To be sure, the “Trump factor” is having a real impact on some markets, such as Mexico and Germany, but the concern over a weak Euro, Canadian dollar and Mexican peso is a systemic problem—one that seems to be non-partisan.
These three currencies represent the medium of exchange for the USA’s largest three markets: Canada, Mexico and (taken collectively) continental Europe:
- While the Canadian dollar, or loon, has begun to creep back up a little from its low point last year, it is still more than 13 percent lower than it was three years ago.
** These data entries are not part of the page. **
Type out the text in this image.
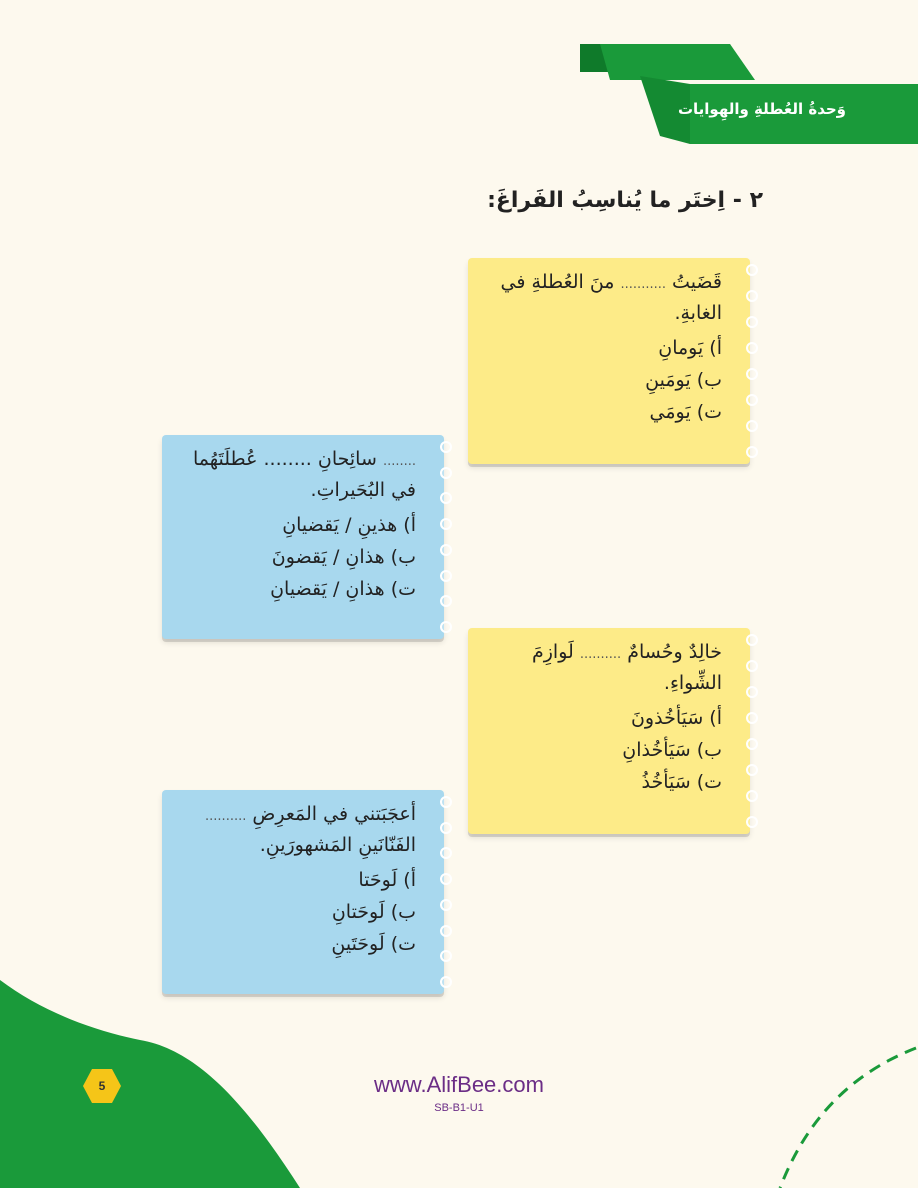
وَحدةُ العُطلةِ والهِوايات
٢ - اِختَر ما يُناسِبُ الفَراغَ:
قَضَيتُ ........... منَ العُطلةِ في الغابةِ.
أ) يَومانِ
ب) يَومَينِ
ت) يَومَي
........ سائِحانِ ........ عُطلَتَهُما في البُحَيراتِ.
أ) هذينِ / يَقضيانِ
ب) هذانِ / يَقضونَ
ت) هذانِ / يَقضيانِ
خالِدٌ وحُسامٌ .......... لَوازِمَ الشِّواءِ.
أ) سَيَأخُذونَ
ب) سَيَأخُذانِ
ت) سَيَأخُذُ
أعجَبَتني في المَعرِضِ .......... الفَنّانَينِ المَشهورَينِ.
أ) لَوحَتا
ب) لَوحَتانِ
ت) لَوحَتَينِ
5	www.AlifBee.com
SB-B1-U1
This has resulted in a drop in inbound traffic to the USA from Canada of 4.5 million visitors since the loonie began its decline in 2013. That is a 20 percent drop-off. (For Canadian destinations and travel suppliers, the weak loonie is a boon, as the country is expecting its highest annual total ever of inbound visitation in 2016, once final figures are in, from the USA and overall.)
- In Mexico, where distaste for Trump is especially high, and where tourism officials work on both inbound and outbound as well as domestic travel, the focus will be to bring U.S. visitors into Mexico and to encourage Mexicans to take their vacations within the country, the tourism ministry has said that it expects travel to the USA to decline. Francisco Madrid Flores, the director of the Faculty of Tourism at the Anahuac University, has forecast that, in 20017, travel by Mexicans abroad will decrease by two percent.
- In the Eurozone, where tour operators seem to have adjusted to a euro that has been stuck at less than $1.10 for at least the past year, the forecast of the U.S. National Travel and Tourism Office (NTTO) has predicted virtually no growth in Europe’s top source markets in 2017—a minus one percent for Italy, a plus one percent for both Germany and France, and a plus two percent for Spain. (We’ll have a better sense of the European market next month after ITB—it is the world’s largest travel trade show—meets in Berlin.)